In Italy—which is the next eurozone domino to fall after Spain, Greece, and Portugal—things are bad and getting worse.
The mood here is one of black pessimism and utter contempt for politicians. Italians simmer with anger, but no one has a viable solution to the problem. How could they? Italy is a prisoner of the euro. There is no solution.
So the Italians cling to the tangible stuff they can get their heads around—and the more easily visible targets.
One colorful detail can speak louder than a thousand statistics. In Italy, it was a toga party.
When photographs were published the other day by the online magazine Dagospia of politicians at a lavish and vulgar toga party paid for with taxpayers’ money, it caused a huge scandal even in Italy, which has surely seen every scandal known to mankind.
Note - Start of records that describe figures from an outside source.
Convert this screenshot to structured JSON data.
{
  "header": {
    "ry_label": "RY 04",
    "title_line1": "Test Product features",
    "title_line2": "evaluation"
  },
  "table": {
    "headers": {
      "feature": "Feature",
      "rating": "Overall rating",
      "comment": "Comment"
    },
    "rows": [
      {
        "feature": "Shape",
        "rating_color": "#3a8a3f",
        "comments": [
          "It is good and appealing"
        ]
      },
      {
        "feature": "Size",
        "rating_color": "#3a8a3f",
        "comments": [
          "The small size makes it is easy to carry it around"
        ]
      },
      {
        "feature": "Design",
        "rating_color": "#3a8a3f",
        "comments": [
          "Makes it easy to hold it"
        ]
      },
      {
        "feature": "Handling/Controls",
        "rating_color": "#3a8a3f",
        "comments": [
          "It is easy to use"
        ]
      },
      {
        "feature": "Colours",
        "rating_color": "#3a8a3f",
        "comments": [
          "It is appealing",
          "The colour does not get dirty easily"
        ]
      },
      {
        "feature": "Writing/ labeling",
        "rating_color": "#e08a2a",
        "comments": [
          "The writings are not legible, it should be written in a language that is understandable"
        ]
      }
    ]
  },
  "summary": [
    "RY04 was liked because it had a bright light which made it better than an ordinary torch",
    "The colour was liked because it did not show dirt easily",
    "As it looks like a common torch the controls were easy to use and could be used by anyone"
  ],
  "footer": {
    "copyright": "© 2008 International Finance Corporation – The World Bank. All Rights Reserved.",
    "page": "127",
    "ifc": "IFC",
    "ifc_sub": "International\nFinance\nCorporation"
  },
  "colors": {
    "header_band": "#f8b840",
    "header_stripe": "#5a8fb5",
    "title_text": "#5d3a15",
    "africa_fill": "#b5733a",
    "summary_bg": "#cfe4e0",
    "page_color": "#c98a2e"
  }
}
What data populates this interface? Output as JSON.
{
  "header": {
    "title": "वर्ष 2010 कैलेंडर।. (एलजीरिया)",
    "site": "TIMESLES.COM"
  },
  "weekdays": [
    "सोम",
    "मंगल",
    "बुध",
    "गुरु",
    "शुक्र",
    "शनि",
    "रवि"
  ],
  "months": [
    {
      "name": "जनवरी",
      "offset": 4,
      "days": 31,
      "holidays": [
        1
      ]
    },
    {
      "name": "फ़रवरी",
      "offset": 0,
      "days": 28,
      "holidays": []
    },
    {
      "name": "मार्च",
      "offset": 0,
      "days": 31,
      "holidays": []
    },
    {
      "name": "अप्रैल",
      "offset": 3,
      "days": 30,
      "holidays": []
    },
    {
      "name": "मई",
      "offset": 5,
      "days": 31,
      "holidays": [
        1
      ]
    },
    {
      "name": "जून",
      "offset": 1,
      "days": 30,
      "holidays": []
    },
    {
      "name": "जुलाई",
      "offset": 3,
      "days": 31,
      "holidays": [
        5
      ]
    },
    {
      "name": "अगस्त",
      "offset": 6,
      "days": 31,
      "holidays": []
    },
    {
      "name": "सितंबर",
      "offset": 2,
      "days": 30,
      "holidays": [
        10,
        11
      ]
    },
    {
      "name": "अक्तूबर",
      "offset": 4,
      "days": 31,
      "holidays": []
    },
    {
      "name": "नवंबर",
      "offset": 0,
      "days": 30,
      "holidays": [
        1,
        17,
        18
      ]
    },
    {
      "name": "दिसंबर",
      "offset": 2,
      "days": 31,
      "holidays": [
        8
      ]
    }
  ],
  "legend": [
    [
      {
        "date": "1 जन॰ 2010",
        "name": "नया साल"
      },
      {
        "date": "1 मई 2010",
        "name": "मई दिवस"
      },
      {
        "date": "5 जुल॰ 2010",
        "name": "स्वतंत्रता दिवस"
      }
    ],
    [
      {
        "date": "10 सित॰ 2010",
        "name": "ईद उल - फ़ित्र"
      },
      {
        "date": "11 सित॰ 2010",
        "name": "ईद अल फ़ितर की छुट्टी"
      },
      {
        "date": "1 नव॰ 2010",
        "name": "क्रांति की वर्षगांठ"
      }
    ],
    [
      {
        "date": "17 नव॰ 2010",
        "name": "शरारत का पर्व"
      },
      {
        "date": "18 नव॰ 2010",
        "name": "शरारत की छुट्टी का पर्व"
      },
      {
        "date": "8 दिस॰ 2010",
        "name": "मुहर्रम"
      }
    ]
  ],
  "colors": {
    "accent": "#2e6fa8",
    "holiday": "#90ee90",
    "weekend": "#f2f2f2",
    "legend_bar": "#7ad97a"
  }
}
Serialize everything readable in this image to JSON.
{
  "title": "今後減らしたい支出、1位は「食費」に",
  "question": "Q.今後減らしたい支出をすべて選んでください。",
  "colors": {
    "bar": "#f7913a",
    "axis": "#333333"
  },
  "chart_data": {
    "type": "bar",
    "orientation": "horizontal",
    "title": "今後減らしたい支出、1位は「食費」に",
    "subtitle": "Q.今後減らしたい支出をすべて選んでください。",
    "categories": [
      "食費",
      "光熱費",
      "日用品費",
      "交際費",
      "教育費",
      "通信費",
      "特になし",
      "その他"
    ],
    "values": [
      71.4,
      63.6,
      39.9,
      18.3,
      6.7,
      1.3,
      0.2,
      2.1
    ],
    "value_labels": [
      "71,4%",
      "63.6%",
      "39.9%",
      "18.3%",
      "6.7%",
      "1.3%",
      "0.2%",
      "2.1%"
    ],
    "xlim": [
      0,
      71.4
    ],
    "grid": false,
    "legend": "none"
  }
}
In these times of economic and existential crisis, Italians regard politicians throwing such a party as an utter disgrace.
The Italians, like the other Mediterranean peoples whose tragedy it is to possess the euro, are forced to endure austerity, which in reality just means more and more taxes and fewer and fewer jobs. Worse, such austerity is futile because it does not tackle the real problem: the crippling public debt. To solve that would require fiscal (therefore political) union of the 17 countries in the eurozone, which none will ever accept—or otherwise penury (not just austerity), which would provoke revolution.
So while Italians, like everyone else in the eurozone, are forced by their politicians to make all these useless sacrifices in the name of the terminally ill euro, those same politicians make absolutely no sacrifices whatsoever.
The toga party was held in 2010 and cost a paltry 30,000 euro, but that has not mattered. Italians see it as emblematic of political decadence. Like Nero, Italy’s politicians fiddle while Rome burns.
The party was held in the spectacular surroundings of the Foro Italico, the fascist-built marble Olympic sports stadium opened by Benito Mussolini in 1932, which is lined with enormous statues of athletes in the classical style.
The theme of the toga party was “The Return of Ulysses,” which has nothing to do with ancient Rome. The published photographs show bunches of grapes dangling into the mouths of scantily clad women and so on. But what made the wheel fly off was one photo of two male guests in togas wearing pig-face masks. In Italy, the word “maiale” (pig) has several connotations, including “sex maniac” and “politician with his snout in the trough.”
The other detail that caused outrage was what Franco Fiorito, the obese capogruppo (leader) of the party that governs the Lazio region, ate that night: Two huge plates of fettucine con i funghi porcini and four bistecche (steaks). But he turned down the pudding, saying: “I just can’t, I’m so sorry, I have to be careful alla glycemia (blood-sugar levels).” This was odd because earlier in the evening, Fiorito, whose nickname is “Batman” and who weighs nearly 400 pounds, had been spotted demolishing the contents of a box containing 24 baci perugini (Perugian chocolate kisses).
The toga-party revelations prompted the media to turn the spotlight on expenditure in Lazio and other regions, especially the wages and extras trousered by regional councilors.